Je me rappelle de la pluralité des intervenants et enseignants, des récits de photographes de guerre, des anecdotes de journalistes, il y a une certaine horizontalité dans les rapports enseignants/élèves, de la bienveillance aussi.

Ce qui m’a le plus marquée, c’est définitivement les semaines d’intensives, durant lesquelles on sent l’émulation qu’il peut y avoir dans une rédaction. Il y a du stress, une deadline, de l’épuisement aussi, et la fierté de boucler un JT à la fin de la journée.

Quels conseils donneriez-vous à un étudiant qui souhaiterait devenir journaliste aujourd'hui ?

Croyez en vous! Et si vous n'y arrivez pas encore, croyez en ceux qui croient en vous. 

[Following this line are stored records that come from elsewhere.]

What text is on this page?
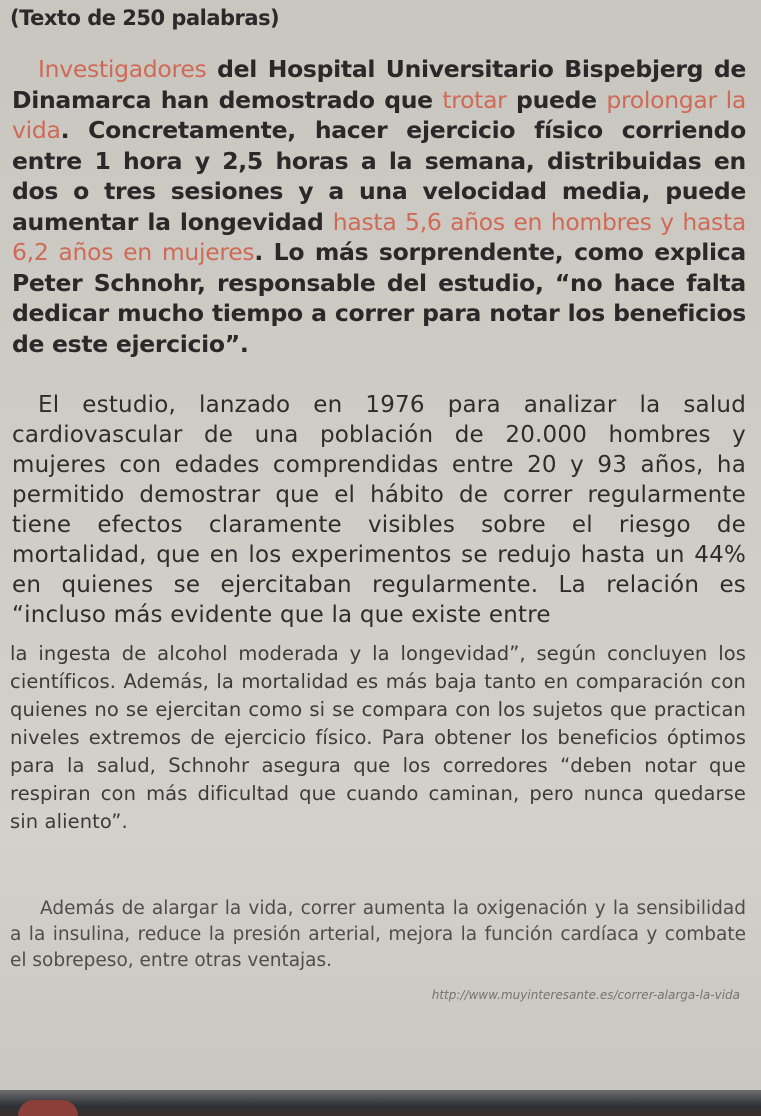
(Texto de 250 palabras)

Investigadores del Hospital Universitario Bispebjerg de Dinamarca han demostrado que trotar puede prolongar la vida. Concretamente, hacer ejercicio físico corriendo entre 1 hora y 2,5 horas a la semana, distribuidas en dos o tres sesiones y a una velocidad media, puede aumentar la longevidad hasta 5,6 años en hombres y hasta 6,2 años en mujeres. Lo más sorprendente, como explica Peter Schnohr, responsable del estudio, “no hace falta dedicar mucho tiempo a correr para notar los beneficios de este ejercicio”.

El estudio, lanzado en 1976 para analizar la salud cardiovascular de una población de 20.000 hombres y mujeres con edades comprendidas entre 20 y 93 años, ha permitido demostrar que el hábito de correr regularmente tiene efectos claramente visibles sobre el riesgo de mortalidad, que en los experimentos se redujo hasta un 44% en quienes se ejercitaban regularmente. La relación es “incluso más evidente que la que existe entre

la ingesta de alcohol moderada y la longevidad”, según concluyen los científicos. Además, la mortalidad es más baja tanto en comparación con quienes no se ejercitan como si se compara con los sujetos que practican niveles extremos de ejercicio físico. Para obtener los beneficios óptimos para la salud, Schnohr asegura que los corredores “deben notar que respiran con más dificultad que cuando caminan, pero nunca quedarse sin aliento”.

Además de alargar la vida, correr aumenta la oxigenación y la sensibilidad a la insulina, reduce la presión arterial, mejora la función cardíaca y combate el sobrepeso, entre otras ventajas.

http://www.muyinteresante.es/correr-alarga-la-vida
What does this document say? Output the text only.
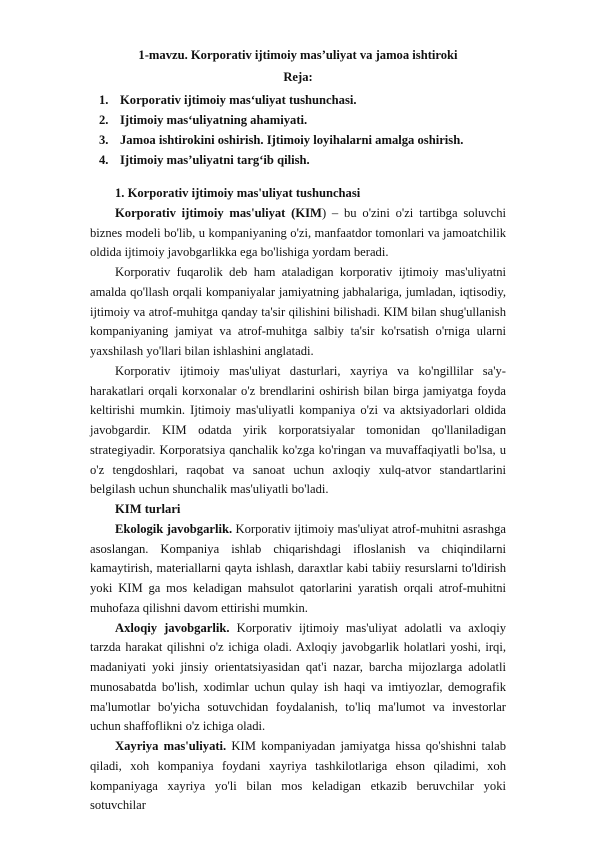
1-mavzu. Korporativ ijtimoiy mas’uliyat va jamoa ishtiroki
Reja:
1. Korporativ ijtimoiy mas‘uliyat tushunchasi.
2. Ijtimoiy mas‘uliyatning ahamiyati.
3. Jamoa ishtirokini oshirish. Ijtimoiy loyihalarni amalga oshirish.
4. Ijtimoiy mas’uliyatni targ‘ib qilish.

1. Korporativ ijtimoiy mas'uliyat tushunchasi

Korporativ ijtimoiy mas'uliyat (KIM) – bu o'zini o'zi tartibga soluvchi biznes modeli bo'lib, u kompaniyaning o'zi, manfaatdor tomonlari va jamoatchilik oldida ijtimoiy javobgarlikka ega bo'lishiga yordam beradi.

Korporativ fuqarolik deb ham ataladigan korporativ ijtimoiy mas'uliyatni amalda qo'llash orqali kompaniyalar jamiyatning jabhalariga, jumladan, iqtisodiy, ijtimoiy va atrof-muhitga qanday ta'sir qilishini bilishadi. KIM bilan shug'ullanish kompaniyaning jamiyat va atrof-muhitga salbiy ta'sir ko'rsatish o'rniga ularni yaxshilash yo'llari bilan ishlashini anglatadi.

Korporativ ijtimoiy mas'uliyat dasturlari, xayriya va ko'ngillilar sa'y-harakatlari orqali korxonalar o'z brendlarini oshirish bilan birga jamiyatga foyda keltirishi mumkin. Ijtimoiy mas'uliyatli kompaniya o'zi va aktsiyadorlari oldida javobgardir. KIM odatda yirik korporatsiyalar tomonidan qo'llaniladigan strategiyadir. Korporatsiya qanchalik ko'zga ko'ringan va muvaffaqiyatli bo'lsa, u o'z tengdoshlari, raqobat va sanoat uchun axloqiy xulq-atvor standartlarini belgilash uchun shunchalik mas'uliyatli bo'ladi.

KIM turlari

Ekologik javobgarlik. Korporativ ijtimoiy mas'uliyat atrof-muhitni asrashga asoslangan. Kompaniya ishlab chiqarishdagi ifloslanish va chiqindilarni kamaytirish, materiallarni qayta ishlash, daraxtlar kabi tabiiy resurslarni to'ldirish yoki KIM ga mos keladigan mahsulot qatorlarini yaratish orqali atrof-muhitni muhofaza qilishni davom ettirishi mumkin.

Axloqiy javobgarlik. Korporativ ijtimoiy mas'uliyat adolatli va axloqiy tarzda harakat qilishni o'z ichiga oladi. Axloqiy javobgarlik holatlari yoshi, irqi, madaniyati yoki jinsiy orientatsiyasidan qat'i nazar, barcha mijozlarga adolatli munosabatda bo'lish, xodimlar uchun qulay ish haqi va imtiyozlar, demografik ma'lumotlar bo'yicha sotuvchidan foydalanish, to'liq ma'lumot va investorlar uchun shaffoflikni o'z ichiga oladi.

Xayriya mas'uliyati. KIM kompaniyadan jamiyatga hissa qo'shishni talab qiladi, xoh kompaniya foydani xayriya tashkilotlariga ehson qiladimi, xoh kompaniyaga xayriya yo'li bilan mos keladigan etkazib beruvchilar yoki sotuvchilar
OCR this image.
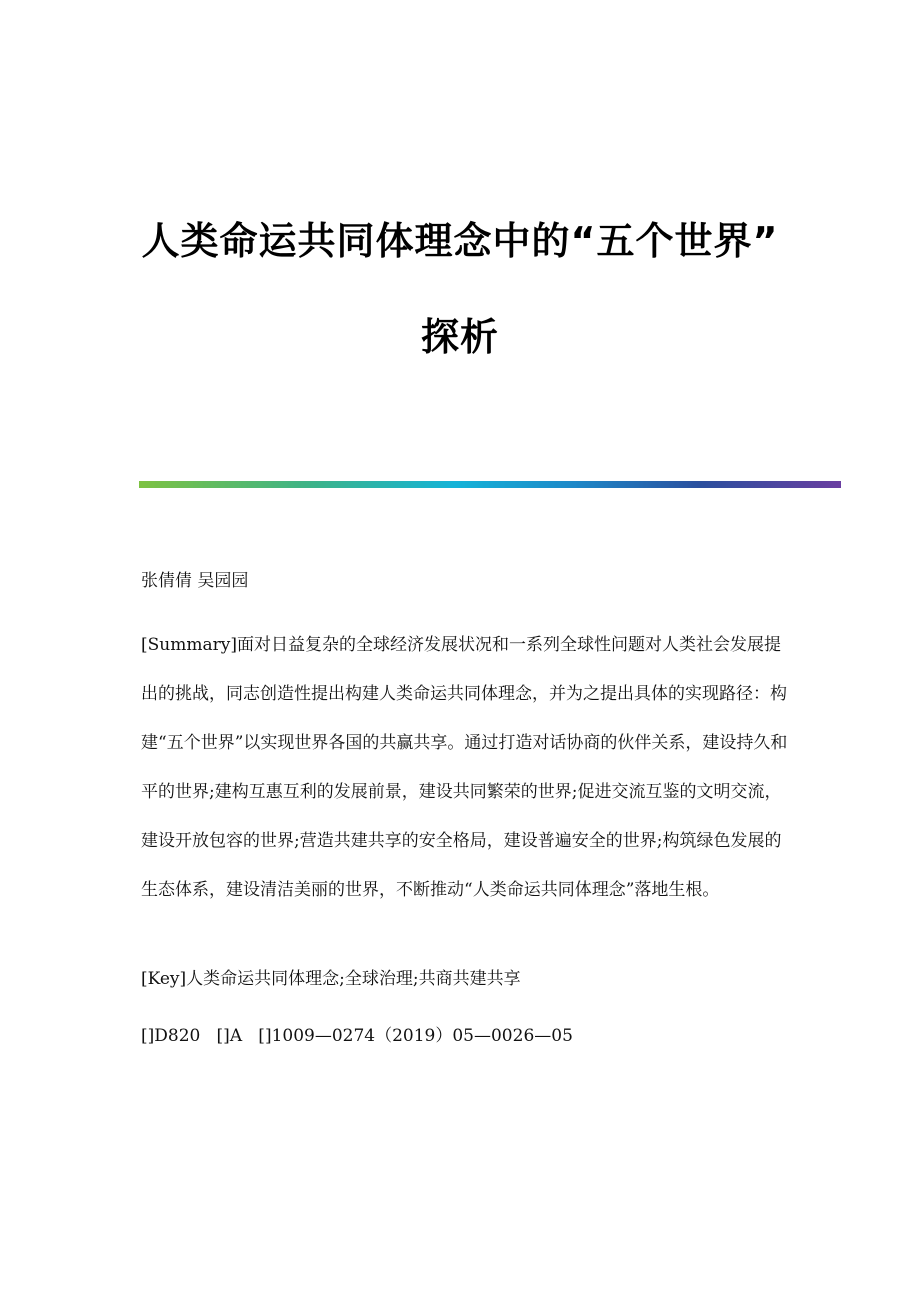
人类命运共同体理念中的“五个世界”
探析

张倩倩 吴园园

[Summary]面对日益复杂的全球经济发展状况和一系列全球性问题对人类社会发展提出的挑战，同志创造性提出构建人类命运共同体理念，并为之提出具体的实现路径：构建“五个世界”以实现世界各国的共赢共享。通过打造对话协商的伙伴关系，建设持久和平的世界;建构互惠互利的发展前景，建设共同繁荣的世界;促进交流互鉴的文明交流，建设开放包容的世界;营造共建共享的安全格局，建设普遍安全的世界;构筑绿色发展的生态体系，建设清洁美丽的世界，不断推动“人类命运共同体理念”落地生根。

[Key]人类命运共同体理念;全球治理;共商共建共享

[]D820   []A   []1009—0274（2019）05—0026—05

Partez à l’étranger. On a tout à y gagner. Il y a des opportunités qui font mûrir plus vite professionnellement qu’en France, même si vous restez seulement quelques mois. Quand je suis arrivée en Chine, je ne savais que tourner… Deux ans plus tard, je montais des reportages de 5 minutes, j’écrivais des sujets, je faisais des plateaux et des directs. Notamment parce qu’Arnauld Miguet, le correspondant avec qui je travaillais, m’a transmis tous ces savoirs, et il m’a fait confiance. Je n’aurais peut-être pas été autonome si vite dans une grande rédaction où les rôles sont plus assignés. Le fait d’être dans de petits bureaux, ou freelance, ça permet d’avoir plein de cordes à son arc, de rencontrer des correspondants étrangers, qui pratiquent le journalisme différemment, d'aller sur une multitude de terrain : un jour on interviewe une ouvrière dans une usine de textile, au fin fond du bassin industriel de Canton, le lendemain un inventeur de chien-robot ou un pêcheur sur les rives de l'Irrawaddy au Myanmar. C’est parfois dur d’être loin, géographiquement, culturellement, mais cela permet de ne pas s’endormir dans une routine, dans une zone de confort. Et se frotter à l’inconnu, c’est l’essence même de notre métier.